En somme, malgré un âge similaire et une solide amitié, l’une et l’autre se différenciaient en de nombreux points.

— Si les nés-moldus risquent leur peau au moindre petit incident magique, il faut les aider, affirmait Rowe. C’est l’avenir de notre communauté qui est en jeu.

— Si je peux t’aider, je le ferai ! affirma Elga avec force. Pauvres bambins…

— Justement, tu peux. Cette maison est isolée et impossible à trouver pour un moldu. Je compte rompre avec la tradition du maître et de l’élève. Je pense rassembler plusieurs enfants et les instruire pour qu’ils puissent se défendre face à cette nouvelle folie. Tu pourrais en abriter quelques-uns, le temps que je les rassemble ?

— Tu peux compter sur moi. Mais la maison est petite, je ne pourrais pas en accueillir plus de cinq ou six…

— Ne t’en fais pas, je compte m’installer dans le château familial, en Cornouaille. Mais je dois le protéger et le rénover. Même avec de la magie, ça prend du temps. Et il y a urgence. D’ailleurs, aurais-tu un hibou ou une chouette sous la main ?

— Oh, à cette heure, Brume doit être parti chasser. Mais tu peux confier ton message à Doudie, il arrivera d’autant plus vite, vu comment les elfes se déplacent.

Rowe se mit aussitôt à rédiger un message qu’elle scella à l’aide d’un sortilège, puis confia le rouleau à l’elfe. Celle-ci débordait d’enthousiasme à l’idée de rendre un service à l’amie de sa maîtresse.

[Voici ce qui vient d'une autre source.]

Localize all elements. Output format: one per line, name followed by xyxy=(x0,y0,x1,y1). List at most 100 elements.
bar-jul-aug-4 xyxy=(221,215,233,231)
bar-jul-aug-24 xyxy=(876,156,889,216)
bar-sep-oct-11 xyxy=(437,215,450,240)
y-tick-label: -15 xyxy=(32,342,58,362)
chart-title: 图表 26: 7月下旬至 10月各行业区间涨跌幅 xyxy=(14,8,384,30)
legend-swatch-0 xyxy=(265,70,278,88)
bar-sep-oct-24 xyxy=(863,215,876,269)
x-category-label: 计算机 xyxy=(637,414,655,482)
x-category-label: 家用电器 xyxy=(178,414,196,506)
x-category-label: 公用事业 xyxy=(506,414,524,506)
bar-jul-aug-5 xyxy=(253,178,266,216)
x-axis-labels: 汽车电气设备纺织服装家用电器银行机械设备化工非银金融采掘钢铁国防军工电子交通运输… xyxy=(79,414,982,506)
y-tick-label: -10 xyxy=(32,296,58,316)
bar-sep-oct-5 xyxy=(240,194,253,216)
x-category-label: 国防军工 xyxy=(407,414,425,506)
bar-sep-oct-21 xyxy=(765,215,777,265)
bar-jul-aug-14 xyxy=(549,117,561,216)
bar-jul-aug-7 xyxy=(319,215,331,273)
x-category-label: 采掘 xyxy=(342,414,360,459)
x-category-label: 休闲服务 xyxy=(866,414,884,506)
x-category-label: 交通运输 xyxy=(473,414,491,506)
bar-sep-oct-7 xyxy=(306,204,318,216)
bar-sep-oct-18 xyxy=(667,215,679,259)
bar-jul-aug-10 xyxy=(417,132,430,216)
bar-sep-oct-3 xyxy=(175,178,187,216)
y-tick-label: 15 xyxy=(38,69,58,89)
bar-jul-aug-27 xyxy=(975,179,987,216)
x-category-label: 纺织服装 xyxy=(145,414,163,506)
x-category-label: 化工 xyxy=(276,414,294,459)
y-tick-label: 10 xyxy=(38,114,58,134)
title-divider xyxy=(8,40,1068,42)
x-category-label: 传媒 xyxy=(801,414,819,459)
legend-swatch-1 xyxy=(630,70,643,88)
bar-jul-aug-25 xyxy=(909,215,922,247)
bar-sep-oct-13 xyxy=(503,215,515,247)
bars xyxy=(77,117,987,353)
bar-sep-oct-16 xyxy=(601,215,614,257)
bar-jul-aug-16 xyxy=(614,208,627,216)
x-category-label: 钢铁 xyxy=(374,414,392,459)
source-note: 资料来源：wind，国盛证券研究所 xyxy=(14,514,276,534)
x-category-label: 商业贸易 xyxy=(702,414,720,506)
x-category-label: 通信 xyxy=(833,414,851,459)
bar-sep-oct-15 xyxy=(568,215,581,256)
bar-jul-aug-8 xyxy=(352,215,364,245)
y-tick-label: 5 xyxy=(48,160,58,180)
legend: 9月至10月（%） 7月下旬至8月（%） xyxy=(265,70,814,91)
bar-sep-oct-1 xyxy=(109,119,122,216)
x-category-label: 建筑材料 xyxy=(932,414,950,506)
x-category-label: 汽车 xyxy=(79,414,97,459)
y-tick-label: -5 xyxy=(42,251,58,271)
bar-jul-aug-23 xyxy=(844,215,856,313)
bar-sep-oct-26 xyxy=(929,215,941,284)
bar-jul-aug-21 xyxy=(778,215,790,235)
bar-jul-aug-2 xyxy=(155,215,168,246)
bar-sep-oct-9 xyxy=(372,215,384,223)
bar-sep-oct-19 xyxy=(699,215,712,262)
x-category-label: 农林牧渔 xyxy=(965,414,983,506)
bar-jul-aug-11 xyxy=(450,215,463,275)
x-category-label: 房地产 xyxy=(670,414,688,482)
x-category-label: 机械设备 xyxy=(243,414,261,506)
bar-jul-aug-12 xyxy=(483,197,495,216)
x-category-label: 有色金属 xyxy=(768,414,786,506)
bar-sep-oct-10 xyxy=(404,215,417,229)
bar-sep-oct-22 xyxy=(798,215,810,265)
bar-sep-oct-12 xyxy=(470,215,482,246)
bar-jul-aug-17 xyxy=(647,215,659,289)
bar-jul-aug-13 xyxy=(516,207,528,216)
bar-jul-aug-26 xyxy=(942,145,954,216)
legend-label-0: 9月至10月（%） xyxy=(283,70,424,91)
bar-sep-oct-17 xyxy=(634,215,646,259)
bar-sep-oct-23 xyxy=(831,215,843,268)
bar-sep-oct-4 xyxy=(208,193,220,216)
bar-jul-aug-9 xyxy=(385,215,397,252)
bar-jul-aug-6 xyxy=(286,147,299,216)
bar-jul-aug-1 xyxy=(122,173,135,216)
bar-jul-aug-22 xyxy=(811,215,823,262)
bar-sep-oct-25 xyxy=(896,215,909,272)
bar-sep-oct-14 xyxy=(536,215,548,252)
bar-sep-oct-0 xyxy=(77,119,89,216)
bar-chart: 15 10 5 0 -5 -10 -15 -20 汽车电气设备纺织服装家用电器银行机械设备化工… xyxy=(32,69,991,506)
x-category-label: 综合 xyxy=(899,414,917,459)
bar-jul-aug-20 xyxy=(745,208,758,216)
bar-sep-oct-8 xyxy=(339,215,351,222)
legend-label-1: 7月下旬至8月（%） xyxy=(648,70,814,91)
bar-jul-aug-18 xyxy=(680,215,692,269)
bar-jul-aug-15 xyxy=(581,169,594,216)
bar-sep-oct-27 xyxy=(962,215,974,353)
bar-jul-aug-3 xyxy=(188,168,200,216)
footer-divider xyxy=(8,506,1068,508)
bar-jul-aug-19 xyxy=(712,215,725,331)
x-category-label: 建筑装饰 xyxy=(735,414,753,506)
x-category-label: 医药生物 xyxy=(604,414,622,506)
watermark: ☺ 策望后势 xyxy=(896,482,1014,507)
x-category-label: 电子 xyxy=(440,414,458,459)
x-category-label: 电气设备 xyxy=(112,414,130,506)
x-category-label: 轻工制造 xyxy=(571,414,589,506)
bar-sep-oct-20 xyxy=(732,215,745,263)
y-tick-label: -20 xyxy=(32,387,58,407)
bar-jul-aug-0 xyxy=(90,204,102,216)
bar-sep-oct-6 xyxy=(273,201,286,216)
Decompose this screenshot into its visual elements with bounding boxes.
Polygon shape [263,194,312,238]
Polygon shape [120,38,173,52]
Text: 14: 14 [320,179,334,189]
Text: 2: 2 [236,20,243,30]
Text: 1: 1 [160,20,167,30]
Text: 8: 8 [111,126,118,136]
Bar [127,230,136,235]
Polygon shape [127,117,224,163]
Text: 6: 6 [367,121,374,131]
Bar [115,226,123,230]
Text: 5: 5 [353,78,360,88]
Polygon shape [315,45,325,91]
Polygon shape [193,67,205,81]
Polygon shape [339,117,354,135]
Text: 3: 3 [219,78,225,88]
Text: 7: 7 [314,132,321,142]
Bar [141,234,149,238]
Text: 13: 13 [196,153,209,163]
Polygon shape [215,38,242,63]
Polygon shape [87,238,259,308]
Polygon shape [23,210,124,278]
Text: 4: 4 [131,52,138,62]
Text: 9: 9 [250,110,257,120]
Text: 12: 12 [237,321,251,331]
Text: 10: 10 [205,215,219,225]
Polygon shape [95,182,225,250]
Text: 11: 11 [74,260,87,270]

— Le destinataire s’appelle Godric. Il se trouve actuellement près de Londres. Ne laisse personne d’autre que lui ouvrir ce parchemin, compris ?

Doudie hocha vigoureusement de la tête pour marquer son acquiescement, faisant dodeliner comiquement ses grandes oreilles, avant de disparaître dans un craquement sonore.

— Il faut vraiment que les sorciers trouvent un moyen de copier ce talent… Commenta Rowe.